O sentimento é de frustração quando se lê que vereadores levaram ao Ministério Público representação para que se apure irregularidades em licitação de um órgão municipal, no caso do Departamento de Água e Esgoto de Ribeirão Preto (DAERP).

Depois da Constituição de 1988, o vereador não pode ser confundido com estafeta do Ministério Público.

A nova ordem constitucional conferiu aos municípios a categoria de poder e “a fiscalização do município é exercida pelo Poder Legislativo municipal […]”, sendo que o controle externo “é exercido com auxílio do Tribunal de Contas”. A Lei Orgânica do Município, no capítulo sobre a “competência privativa da Câmara”, menciona claramente a competência de “fiscalizar e controlar os atos do Poder Executivo, inclusive os da administração indireta e fundacional”. A Constituição Estadual estabelece o direito à participação da cidadania, garantindo que “qualquer cidadão, partido político, associação ou entidade sindical é parte legítima para, na forma da lei, denunciar irregularidades ao Tribunal de Contas ou Assembleia Legislativa”.

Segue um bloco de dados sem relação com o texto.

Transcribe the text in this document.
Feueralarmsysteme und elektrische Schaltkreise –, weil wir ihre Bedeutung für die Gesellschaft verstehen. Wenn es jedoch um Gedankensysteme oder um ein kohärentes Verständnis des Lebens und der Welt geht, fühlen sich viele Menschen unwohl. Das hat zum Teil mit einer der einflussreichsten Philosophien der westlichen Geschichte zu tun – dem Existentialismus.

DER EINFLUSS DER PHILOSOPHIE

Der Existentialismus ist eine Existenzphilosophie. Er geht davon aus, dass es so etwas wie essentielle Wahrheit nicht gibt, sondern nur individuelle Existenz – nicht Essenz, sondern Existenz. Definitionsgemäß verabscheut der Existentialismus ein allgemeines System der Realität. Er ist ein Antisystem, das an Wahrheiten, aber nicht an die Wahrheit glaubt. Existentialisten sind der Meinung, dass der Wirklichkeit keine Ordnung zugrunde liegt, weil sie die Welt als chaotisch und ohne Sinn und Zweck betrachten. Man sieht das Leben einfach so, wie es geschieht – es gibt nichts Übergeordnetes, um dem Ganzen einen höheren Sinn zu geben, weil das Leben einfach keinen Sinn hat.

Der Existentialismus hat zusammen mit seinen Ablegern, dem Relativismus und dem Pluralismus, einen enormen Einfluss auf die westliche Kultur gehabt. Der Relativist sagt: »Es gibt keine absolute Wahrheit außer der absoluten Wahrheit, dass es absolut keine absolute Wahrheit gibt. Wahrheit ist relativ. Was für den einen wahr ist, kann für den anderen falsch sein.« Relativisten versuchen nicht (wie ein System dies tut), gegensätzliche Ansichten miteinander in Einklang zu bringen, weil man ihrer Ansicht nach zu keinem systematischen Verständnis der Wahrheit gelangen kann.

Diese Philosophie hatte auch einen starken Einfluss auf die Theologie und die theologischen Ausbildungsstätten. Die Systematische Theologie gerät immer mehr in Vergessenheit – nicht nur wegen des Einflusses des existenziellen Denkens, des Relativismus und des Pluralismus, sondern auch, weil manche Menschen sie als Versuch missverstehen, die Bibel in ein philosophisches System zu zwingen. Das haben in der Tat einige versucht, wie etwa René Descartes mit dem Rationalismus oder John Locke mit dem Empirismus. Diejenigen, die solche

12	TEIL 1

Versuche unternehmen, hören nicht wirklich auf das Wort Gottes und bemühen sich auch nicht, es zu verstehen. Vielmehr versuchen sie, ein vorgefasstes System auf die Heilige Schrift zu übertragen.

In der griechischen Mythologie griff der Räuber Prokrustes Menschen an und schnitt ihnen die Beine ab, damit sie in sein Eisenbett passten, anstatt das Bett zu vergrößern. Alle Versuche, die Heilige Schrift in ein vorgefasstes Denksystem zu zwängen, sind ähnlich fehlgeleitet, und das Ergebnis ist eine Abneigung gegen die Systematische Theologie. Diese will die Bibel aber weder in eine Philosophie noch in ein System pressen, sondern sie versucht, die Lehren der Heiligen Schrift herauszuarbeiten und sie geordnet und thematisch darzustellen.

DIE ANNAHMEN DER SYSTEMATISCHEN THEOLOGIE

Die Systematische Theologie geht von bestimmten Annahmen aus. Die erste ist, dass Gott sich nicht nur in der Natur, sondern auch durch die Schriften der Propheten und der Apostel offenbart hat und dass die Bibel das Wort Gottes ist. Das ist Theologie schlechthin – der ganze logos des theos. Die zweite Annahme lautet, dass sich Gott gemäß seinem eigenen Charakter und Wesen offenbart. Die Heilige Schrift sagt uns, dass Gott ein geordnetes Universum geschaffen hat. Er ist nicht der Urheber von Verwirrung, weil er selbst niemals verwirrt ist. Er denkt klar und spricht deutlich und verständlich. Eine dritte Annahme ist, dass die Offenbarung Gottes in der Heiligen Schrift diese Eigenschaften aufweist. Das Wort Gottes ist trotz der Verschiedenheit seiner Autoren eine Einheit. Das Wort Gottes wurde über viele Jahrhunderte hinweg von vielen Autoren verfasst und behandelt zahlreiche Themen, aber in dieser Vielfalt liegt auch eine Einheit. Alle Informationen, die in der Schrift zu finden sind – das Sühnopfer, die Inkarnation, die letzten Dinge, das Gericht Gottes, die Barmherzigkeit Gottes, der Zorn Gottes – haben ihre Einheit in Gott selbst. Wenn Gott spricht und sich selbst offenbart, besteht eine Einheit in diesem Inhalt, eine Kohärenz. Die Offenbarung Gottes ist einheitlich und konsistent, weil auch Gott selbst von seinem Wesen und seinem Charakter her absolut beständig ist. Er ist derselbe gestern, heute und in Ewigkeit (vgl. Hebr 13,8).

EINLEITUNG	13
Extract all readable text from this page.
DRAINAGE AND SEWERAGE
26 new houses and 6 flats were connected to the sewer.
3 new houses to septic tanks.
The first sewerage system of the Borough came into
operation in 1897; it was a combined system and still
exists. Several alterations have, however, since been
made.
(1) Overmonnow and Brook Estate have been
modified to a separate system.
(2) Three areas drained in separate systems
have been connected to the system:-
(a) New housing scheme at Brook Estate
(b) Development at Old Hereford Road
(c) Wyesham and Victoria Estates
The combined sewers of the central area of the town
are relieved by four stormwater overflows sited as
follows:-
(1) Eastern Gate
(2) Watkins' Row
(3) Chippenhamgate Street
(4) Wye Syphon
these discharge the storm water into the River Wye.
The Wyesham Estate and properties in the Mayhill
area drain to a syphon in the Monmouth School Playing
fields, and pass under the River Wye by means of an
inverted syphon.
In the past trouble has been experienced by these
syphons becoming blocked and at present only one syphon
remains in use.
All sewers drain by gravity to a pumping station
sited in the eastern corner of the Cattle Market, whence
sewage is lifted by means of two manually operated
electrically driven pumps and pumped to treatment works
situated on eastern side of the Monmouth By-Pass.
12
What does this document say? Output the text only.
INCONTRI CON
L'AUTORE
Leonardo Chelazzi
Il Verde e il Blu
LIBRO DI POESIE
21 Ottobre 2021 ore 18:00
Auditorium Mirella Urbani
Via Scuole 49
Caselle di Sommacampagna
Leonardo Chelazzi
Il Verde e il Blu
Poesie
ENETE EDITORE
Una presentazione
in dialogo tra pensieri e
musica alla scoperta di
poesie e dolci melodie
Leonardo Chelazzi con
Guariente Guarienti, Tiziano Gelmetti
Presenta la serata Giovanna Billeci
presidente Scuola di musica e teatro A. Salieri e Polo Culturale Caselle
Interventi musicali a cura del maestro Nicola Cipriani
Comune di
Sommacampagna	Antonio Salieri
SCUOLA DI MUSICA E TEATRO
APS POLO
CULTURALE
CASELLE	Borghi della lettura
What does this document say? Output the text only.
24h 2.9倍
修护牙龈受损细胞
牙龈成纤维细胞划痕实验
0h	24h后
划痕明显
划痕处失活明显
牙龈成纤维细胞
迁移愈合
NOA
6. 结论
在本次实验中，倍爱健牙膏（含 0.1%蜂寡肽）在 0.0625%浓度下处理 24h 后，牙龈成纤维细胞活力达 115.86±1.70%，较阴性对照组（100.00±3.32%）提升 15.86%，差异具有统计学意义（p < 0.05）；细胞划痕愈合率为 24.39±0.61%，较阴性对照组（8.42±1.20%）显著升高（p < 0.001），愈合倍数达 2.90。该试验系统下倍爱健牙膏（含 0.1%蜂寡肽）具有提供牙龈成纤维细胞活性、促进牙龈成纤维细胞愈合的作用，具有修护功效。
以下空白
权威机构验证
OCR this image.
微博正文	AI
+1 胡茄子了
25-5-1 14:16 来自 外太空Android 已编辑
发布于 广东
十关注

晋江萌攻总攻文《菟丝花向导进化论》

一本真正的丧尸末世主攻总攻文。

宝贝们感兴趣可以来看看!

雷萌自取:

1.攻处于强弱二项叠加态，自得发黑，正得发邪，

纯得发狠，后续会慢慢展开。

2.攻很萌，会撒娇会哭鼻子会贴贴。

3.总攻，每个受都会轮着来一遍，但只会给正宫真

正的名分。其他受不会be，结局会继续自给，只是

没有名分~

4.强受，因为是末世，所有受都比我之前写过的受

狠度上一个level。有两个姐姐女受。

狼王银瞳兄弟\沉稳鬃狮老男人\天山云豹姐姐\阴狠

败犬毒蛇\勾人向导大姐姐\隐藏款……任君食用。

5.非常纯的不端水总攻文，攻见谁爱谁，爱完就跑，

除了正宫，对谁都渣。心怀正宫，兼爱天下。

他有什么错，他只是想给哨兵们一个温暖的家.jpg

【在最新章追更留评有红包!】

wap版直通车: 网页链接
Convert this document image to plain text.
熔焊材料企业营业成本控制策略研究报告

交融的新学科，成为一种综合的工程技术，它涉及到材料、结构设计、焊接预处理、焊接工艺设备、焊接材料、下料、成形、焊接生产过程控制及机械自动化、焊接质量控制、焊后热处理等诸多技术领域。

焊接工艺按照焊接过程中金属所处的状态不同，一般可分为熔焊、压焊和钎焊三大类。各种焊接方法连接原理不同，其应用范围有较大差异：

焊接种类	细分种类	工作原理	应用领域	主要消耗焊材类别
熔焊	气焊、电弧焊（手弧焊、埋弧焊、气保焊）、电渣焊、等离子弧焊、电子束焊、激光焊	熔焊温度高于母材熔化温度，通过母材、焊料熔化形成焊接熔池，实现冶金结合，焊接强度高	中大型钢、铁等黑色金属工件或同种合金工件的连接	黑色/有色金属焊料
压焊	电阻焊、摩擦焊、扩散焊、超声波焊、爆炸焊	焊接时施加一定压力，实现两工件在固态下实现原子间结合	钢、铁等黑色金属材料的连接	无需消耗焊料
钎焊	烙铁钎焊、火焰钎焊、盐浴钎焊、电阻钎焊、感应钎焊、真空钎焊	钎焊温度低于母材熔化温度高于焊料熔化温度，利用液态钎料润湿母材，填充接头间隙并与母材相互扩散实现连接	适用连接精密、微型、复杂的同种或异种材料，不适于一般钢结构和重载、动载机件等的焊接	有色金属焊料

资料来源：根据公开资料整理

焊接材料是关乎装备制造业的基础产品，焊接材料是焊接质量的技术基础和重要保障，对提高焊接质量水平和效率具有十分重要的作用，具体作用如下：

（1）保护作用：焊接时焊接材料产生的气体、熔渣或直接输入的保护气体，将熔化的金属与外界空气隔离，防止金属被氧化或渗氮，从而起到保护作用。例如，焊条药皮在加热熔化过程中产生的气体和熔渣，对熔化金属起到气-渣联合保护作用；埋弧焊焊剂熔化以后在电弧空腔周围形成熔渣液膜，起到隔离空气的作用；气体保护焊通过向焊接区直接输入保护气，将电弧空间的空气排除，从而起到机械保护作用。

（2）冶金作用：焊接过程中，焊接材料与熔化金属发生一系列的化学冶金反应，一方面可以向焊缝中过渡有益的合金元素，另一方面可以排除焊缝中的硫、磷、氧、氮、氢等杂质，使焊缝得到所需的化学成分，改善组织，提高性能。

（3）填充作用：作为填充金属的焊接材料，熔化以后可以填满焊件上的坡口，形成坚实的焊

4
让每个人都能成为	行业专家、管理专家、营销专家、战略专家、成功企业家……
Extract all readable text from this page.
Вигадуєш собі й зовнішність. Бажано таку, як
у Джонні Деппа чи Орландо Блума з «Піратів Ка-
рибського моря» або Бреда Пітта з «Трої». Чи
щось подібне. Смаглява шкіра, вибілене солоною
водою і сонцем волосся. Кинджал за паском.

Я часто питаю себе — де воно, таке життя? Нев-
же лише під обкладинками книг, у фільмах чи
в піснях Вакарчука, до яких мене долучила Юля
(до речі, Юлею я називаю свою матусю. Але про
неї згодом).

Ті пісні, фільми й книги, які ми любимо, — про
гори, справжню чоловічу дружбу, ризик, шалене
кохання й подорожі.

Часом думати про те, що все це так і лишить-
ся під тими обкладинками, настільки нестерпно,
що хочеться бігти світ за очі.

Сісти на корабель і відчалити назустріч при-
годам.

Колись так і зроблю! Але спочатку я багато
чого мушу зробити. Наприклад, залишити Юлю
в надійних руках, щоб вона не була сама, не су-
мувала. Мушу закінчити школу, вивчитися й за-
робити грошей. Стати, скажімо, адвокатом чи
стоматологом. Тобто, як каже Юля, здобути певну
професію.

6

O Ministério Público tem o dever de realizar o controle da legalidade ou da constitucionalidade, mas depois, a posteriori.

Se assim não fosse, qual o sentido dos poderes constitucionais conferidos à instituição que acolhe a representação pelo voto direto, resultante da expressão da soberania popular?

Se a carreira do Ministério Público é a da discrição, porque provida por concurso, a carreira política é a carreira da exibição pública. Nela a tribuna se pontifica, como caixa de ressonância das aspirações populares, cujos discursos, atualmente poucos, deveriam ser exaustivos até, especialmente quando se refere a licitações, portanto, às despesas públicas.

Hoje, diz-se “conhecimento em tempo real” graças à tecnologia da comunicação. Com ela, a relação parlamentar-cidadania é imediata e a transmissão pela TV das sessões da Câmara é um dos meios desse conhecimento que conscientiza e serve eficazmente de mobilização. É preciso esgotar esses instrumentos institucionais, numa autêntica pedagogia democrática para aperfeiçoar permanentemente o sistema, valorizando o Poder Legislativo, sempre com o respeito à cidadania, que votou em um, mas é representada por todos.

O parlamentar dispõe para sua atuação eficaz e competente de alguns cargos em comissão, ou seja, de cargos que dispensam o concurso público, mas que exigem requisitos de preparo técnico para capacitar adequadamente em atuação.

Por isso, abdicar desses instrumentos constitucionais de fiscalização para levar ao Ministério Público um pedido de providência é assinar publicamente uma autorredução de sua altivez e dignidade. Nesse sentido é que o vereador não pode se traduzir como estafeta do Ministério Público.

O espectro político de nossa representação parlamentar já levou o Supremo Tribunal Federal a reconhecer o Estatuto Constitucional das Minorias, que garante a quem assiste o direito de fiscalizar o exercício do Poder, prerrogativa institucional de investigação “por motivo determinado e tempo certo”, cumprindo-se o requisito de um terço de assinaturas no requerimento de investigação. Assinaturas essas que não podem ser retiradas do requerimento depois de protocolado junto à mesa do Poder Legislativo.

O significado atribuído pela Suprema Corte ao direito das minorias legislativas, que não pode ser frustrado pelas maiorias, é o do reconhecimento da essencialidade para o regime democrático do direito de investigar.

O parlamentar ainda dispõe da via judicial quando a hipótese for de violação de regra constitucional, única possibilidade de ingerência do Poder Judiciário em outro poder, já que os três (Executivo, Legislativo e Judiciário) são harmônicos e independentes entre si.

Talvez o maior problema do município seja o da sua não constitucionalização, ou seja, o descumprimento disfarçado da lei fundamental do país, do Estado e do município.